It turns out that the space agency was right. But what about the one headed our way on Halloween?
An asteroid is anticipated to come within 310,000 miles of Earth – about a third longer than the average distance to the moon – its nearest approach is estimated at 11:14 a.m. Eastern on October 31, according to NASA.
Called 2015 TB145, the asteroid was spotted by astronomers on October 10 using the Panoramic Survey Telescope & Rapid Response System (Pan-STARRS) at the University of Hawaii's Institute for Astronomy. NASA estimates the space rock measures between 984 and 1,542 feet in diameter and is traveling "unusually fast," according to the space agency, at about 78,000 miles per hour.
"The flyby presents a truly outstanding scientific opportunity to study the physical properties of this object," NASA said in a statement.
NASA's Near-Earth Object Project has been detecting so-called Near-Earth objects since 1998, coordinating efforts worldwide with hundreds of other programs and astronomers to locate, track, and research potentially dangerous asteroids and comets that could come close to Earth.
According to NASA, no known object poses an imminent threat, but a more grassroots approach sprung up in 2013 to help catalogue those space rocks that have yet to be identified.
Called the Grand Challenge, the NASA program asks amateur astronomers around the world to help NASA "track all asteroid threats to human populations, and to know what to do about them," Jason Kessler, the director of the program said in an interview with CNN.

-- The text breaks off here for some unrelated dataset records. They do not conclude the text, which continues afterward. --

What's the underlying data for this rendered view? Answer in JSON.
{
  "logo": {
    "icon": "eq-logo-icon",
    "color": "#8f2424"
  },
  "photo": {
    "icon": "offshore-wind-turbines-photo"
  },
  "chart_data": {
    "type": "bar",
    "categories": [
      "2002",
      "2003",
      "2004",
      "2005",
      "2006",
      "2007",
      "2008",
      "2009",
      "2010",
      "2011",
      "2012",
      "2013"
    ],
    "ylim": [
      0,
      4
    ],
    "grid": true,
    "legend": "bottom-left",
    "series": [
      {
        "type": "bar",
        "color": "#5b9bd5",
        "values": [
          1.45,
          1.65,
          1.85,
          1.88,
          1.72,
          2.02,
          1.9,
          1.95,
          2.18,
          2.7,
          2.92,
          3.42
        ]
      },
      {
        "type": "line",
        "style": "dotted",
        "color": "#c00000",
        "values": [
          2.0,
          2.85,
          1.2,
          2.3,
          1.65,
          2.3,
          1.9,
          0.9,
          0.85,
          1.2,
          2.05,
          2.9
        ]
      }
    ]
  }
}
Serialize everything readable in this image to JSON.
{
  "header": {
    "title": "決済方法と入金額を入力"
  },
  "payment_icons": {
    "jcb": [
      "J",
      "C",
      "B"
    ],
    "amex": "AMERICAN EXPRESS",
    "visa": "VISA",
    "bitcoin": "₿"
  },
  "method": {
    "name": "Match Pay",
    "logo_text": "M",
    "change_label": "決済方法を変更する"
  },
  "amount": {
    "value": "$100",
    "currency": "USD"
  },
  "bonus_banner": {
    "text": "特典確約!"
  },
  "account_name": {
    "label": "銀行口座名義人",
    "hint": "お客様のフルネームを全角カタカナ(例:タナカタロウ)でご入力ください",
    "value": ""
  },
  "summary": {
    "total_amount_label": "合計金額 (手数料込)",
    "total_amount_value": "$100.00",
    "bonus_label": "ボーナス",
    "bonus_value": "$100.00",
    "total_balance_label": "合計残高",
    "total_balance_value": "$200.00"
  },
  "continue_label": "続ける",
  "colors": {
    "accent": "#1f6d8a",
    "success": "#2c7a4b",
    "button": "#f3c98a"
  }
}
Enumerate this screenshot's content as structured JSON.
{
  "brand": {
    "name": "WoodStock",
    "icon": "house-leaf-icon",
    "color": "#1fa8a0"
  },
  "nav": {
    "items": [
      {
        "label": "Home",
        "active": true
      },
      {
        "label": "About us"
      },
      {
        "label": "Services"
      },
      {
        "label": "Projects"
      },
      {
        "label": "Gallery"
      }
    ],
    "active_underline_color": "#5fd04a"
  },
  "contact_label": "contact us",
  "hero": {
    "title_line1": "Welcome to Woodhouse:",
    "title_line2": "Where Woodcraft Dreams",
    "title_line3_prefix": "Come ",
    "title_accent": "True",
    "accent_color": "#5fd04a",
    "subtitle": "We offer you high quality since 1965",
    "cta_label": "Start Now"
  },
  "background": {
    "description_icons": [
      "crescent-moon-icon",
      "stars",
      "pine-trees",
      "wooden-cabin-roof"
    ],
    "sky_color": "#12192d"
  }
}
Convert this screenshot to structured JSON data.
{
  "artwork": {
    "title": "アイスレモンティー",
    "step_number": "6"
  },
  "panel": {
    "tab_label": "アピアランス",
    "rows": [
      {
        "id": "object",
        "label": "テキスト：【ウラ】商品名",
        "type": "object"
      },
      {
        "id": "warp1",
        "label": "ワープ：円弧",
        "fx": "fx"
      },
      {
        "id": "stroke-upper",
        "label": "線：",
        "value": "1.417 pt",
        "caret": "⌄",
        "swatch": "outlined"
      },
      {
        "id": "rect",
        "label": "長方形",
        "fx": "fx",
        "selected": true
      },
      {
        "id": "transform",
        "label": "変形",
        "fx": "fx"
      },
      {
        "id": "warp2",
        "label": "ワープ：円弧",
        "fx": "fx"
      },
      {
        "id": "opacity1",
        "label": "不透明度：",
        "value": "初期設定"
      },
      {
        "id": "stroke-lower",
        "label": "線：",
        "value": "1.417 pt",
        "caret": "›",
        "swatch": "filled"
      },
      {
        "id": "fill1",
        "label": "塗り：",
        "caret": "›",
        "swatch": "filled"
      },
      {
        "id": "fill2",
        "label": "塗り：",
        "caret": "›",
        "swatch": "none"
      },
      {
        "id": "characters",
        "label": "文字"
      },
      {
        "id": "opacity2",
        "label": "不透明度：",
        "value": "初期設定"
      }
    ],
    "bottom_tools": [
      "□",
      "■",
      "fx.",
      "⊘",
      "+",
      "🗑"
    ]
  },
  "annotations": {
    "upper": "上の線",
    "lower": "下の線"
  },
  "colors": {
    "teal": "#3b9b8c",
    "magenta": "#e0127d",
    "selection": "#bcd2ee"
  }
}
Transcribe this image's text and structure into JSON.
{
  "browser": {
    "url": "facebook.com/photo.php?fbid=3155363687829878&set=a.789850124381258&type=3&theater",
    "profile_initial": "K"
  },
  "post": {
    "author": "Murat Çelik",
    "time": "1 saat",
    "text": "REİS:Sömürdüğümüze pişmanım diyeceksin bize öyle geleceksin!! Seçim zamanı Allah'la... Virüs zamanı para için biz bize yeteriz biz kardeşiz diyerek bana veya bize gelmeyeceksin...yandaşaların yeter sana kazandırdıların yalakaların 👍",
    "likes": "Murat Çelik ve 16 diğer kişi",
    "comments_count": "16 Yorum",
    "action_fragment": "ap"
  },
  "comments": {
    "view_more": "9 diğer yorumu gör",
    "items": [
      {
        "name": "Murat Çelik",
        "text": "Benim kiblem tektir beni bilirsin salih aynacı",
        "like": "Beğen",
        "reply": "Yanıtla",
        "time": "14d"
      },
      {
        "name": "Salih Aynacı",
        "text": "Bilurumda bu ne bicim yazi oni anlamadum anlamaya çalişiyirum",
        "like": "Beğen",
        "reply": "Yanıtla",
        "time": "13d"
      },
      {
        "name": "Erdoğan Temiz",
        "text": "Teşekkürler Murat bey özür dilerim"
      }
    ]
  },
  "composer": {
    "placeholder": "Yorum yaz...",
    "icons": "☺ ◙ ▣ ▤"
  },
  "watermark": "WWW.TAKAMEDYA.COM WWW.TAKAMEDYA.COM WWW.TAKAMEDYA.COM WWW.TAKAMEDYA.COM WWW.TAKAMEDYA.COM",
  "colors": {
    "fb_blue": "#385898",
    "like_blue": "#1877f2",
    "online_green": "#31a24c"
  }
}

"We have discovered about 95% of the one kilometer or larger asteroids, that's roughly the size of the one that is thought to have wiped out the dinosaurs upon impact," Mr. Kessler said. "Unfortunately we only know about roughly 1% of those asteroids that get down to the 30 meter size, so there's a tremendous amount out there that we have yet to discover."
He added that, although the data sounds menacing, "Nothing we know of is threatening Earth right now."